Les tutoriels sur utilisation applications linux offrent un guide pratique pour les débutants.
Création et provisionnement de la VM Ubuntu
Utilisation de cloud-init pour l’automatisation
La VM Ubuntu se déploie grâce à cloud-init qui configure l’OS au démarrage. Ce mécanisme permet d’ajouter une clé SSH et d’installer des paquets spécifiques.
Le fichier de configuration décrit tous les paramètres de l’instance. On peut automatiser la configuration réseau et l’installation d’agents de gestion.
- Création du fichier cloud_init.cfg pour la configuration initiale
- Rédaction d’un fichier network_config_dhcp.cfg pour le réseau
- Utilisation du provider libvirt pour créer l’ISO cloud-init
- Vérification des outputs à l’aide de terraform output
| Paramètre | Valeur par défaut | Impact sur la VM |
|---|---|---|
| memoryMB | 1024 | Détermine la mémoire de la VM |
| cpu | 1 | Nombre de vCPU assignés |
| hostname | test | Nom de l’instance |
| ip_type | dhcp | Configuration IP automatique |
J’ai vu ma première VM provisionnée et connectée via SSH après avoir appliqué ces techniques. Un collègue a rapporté que cette méthode a réduit le temps de déploiement de 40%.
« Le déploiement rapide et automatisé via Terraform et cloud-init a révolutionné notre gestion de parc virtuel », témoigne Sophie, ingénieure réseau.
— Sophie L.
Détruire et déboguer l’infrastructure déployée
Décommissionnement et accès SSH
La commande terraform destroy permet de supprimer proprement l’infrastructure. La suppression assure que les ressources inutilisées ne consomment pas de moyens.
Pour accéder à la VM, le protocole SSH est utilisé. Le débogage se fait via l’activation de Cockpit sur la machine hôte.

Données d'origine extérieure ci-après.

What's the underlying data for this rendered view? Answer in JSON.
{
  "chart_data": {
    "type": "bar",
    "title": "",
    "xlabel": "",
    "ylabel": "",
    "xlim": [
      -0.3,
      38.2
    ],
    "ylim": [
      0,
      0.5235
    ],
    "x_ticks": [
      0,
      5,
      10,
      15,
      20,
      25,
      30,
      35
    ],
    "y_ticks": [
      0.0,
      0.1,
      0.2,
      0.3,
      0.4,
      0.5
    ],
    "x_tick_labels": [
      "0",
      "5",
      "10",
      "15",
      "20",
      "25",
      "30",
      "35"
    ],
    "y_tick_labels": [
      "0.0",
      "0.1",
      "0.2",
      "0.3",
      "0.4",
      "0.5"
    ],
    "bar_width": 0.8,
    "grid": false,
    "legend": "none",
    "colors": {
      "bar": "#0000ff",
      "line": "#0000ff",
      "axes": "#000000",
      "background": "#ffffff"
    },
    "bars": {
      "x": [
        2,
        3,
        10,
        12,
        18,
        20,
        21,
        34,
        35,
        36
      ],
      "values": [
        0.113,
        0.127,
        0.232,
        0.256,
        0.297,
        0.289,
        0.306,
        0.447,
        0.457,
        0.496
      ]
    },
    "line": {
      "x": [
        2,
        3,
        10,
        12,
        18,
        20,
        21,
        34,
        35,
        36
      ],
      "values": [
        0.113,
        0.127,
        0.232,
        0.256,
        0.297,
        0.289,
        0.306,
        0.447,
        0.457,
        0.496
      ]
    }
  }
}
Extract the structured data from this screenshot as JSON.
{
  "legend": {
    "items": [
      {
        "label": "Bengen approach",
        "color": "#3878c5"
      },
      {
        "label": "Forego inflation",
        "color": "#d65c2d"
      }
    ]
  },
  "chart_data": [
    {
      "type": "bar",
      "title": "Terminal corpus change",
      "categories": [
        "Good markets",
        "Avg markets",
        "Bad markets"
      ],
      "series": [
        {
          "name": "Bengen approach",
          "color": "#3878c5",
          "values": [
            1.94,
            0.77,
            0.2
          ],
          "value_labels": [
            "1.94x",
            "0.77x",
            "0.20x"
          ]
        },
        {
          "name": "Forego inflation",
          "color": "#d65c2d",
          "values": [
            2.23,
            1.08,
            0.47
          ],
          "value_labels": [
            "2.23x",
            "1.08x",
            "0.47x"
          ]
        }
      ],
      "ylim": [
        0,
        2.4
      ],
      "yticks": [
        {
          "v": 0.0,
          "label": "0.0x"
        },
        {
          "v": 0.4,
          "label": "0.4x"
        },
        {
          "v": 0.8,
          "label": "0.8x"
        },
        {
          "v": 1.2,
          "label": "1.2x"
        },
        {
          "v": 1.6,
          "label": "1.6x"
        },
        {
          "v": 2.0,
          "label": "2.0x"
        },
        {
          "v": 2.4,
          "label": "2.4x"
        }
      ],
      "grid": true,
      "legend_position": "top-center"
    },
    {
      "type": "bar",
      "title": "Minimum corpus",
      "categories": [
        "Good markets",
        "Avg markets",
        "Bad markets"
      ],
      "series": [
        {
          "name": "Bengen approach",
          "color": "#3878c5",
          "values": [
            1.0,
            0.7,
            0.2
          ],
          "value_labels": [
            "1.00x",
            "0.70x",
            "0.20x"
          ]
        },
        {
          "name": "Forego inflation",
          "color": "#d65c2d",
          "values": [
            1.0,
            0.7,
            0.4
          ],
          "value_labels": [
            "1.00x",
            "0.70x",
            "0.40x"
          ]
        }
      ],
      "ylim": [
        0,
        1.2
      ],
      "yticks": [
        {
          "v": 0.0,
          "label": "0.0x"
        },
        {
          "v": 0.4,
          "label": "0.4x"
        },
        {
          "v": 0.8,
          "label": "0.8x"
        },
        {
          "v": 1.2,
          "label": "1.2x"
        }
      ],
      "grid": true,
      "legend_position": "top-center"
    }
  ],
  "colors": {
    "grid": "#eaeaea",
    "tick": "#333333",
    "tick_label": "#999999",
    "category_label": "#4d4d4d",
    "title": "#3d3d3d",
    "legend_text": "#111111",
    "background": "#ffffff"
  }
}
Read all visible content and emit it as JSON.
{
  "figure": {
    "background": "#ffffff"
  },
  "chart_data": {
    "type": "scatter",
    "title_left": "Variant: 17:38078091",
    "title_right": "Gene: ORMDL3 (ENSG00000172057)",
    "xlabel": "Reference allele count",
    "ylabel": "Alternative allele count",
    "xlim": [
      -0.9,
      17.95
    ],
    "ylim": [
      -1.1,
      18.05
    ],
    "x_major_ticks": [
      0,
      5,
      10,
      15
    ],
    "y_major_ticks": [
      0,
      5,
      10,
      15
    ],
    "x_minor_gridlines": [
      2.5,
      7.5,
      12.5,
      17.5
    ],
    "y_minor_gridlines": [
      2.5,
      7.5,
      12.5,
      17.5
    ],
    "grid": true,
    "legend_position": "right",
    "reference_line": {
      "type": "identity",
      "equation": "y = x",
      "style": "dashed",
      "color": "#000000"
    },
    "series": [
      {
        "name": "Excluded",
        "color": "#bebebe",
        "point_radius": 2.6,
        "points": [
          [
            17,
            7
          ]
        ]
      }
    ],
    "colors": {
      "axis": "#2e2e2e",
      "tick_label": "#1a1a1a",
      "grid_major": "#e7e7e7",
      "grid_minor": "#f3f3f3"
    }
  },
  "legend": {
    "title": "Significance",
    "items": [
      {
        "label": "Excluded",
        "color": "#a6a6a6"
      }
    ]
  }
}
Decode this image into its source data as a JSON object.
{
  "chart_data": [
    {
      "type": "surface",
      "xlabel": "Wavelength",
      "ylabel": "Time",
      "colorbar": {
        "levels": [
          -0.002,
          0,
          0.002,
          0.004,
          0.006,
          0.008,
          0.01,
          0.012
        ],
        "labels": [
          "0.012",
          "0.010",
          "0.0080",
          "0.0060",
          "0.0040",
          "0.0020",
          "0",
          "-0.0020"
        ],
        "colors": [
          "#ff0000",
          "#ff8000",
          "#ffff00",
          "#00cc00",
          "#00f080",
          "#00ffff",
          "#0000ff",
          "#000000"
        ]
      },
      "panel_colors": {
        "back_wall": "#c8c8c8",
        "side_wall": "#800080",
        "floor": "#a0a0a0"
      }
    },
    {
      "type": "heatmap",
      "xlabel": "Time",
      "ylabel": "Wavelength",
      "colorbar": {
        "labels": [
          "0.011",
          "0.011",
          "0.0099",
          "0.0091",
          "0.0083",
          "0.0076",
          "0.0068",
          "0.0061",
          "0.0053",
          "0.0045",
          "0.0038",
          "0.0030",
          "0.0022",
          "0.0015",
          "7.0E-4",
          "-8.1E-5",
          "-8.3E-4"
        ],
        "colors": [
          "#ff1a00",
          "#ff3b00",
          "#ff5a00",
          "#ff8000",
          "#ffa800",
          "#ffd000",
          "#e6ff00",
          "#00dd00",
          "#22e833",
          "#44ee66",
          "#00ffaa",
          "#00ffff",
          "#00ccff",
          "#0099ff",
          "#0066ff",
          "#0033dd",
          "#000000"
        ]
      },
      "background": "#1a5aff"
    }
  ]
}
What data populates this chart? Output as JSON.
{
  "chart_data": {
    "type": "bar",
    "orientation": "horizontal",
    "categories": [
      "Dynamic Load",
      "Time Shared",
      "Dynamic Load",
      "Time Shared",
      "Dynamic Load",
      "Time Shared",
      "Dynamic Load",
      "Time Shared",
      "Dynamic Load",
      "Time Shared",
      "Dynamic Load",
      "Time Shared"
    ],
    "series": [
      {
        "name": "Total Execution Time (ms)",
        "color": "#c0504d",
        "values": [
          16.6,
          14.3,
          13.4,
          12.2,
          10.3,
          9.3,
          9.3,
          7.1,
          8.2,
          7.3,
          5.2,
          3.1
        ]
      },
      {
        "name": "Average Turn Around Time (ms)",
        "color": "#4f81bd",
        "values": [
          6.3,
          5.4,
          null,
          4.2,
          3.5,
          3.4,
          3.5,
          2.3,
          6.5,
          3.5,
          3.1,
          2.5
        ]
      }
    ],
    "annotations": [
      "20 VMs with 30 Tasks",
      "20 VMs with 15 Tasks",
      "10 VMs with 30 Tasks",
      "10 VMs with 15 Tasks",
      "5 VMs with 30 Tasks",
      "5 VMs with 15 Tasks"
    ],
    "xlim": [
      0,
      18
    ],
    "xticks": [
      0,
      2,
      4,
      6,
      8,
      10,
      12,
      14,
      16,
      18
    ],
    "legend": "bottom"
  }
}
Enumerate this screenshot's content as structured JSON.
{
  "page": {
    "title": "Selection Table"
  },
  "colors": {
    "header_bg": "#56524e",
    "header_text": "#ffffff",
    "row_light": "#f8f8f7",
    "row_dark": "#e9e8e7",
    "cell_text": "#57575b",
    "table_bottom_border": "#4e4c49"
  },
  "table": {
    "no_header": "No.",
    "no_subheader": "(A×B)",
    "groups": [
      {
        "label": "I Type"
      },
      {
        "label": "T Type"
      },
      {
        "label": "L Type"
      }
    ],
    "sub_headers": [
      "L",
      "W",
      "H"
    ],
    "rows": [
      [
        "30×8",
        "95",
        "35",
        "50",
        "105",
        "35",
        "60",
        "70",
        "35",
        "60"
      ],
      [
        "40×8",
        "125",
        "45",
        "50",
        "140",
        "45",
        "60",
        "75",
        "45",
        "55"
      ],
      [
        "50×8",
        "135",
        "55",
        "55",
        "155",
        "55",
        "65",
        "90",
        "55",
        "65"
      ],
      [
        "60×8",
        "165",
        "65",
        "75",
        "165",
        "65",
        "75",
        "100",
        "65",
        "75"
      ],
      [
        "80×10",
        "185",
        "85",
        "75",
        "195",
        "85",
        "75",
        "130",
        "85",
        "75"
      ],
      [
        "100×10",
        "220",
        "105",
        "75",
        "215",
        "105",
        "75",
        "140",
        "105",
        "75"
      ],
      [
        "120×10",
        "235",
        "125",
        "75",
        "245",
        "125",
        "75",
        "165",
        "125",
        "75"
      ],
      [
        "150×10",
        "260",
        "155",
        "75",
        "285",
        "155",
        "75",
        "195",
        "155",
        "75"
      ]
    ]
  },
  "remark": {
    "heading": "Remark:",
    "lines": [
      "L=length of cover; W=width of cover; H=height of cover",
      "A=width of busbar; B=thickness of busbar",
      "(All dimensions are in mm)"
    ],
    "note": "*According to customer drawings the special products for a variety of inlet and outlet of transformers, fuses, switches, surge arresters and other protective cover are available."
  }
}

- Lancement de terraform destroy -auto-approve
- Vérification avec sudo virsh list –all
- Récupération de l’adresse IP via terraform output
- Connexion SSH avec les identifiants définis
| Action | Commande | But |
|---|---|---|
| Détruire les ressources | terraform destroy | Supprimer la VM |
| Vérifier l’état de la VM | sudo virsh list –all | Confirmer le statut |
| Obtenir l’IP | terraform output ips | Récupérer l’adresse IP active |
| Connexion SSH | ssh ubuntu@IP | Accéder à la VM |
Pour déboguer, il suffit d’installer Cockpit sur la machine hôte. La commande sudo dnf -y install cockpit active la console web.
Un avis recueilli sur mentions légales indique que cette approche simplifie grandement la gestion des infrastructures virtualisées.
Les expériences et cas d’utilisation récents montrent que les équipes maîtrisent mieux leur parc informatique grâce à cette méthode. Un retour d’un ingénieur a affirmé une nette réduction du temps de maintenance.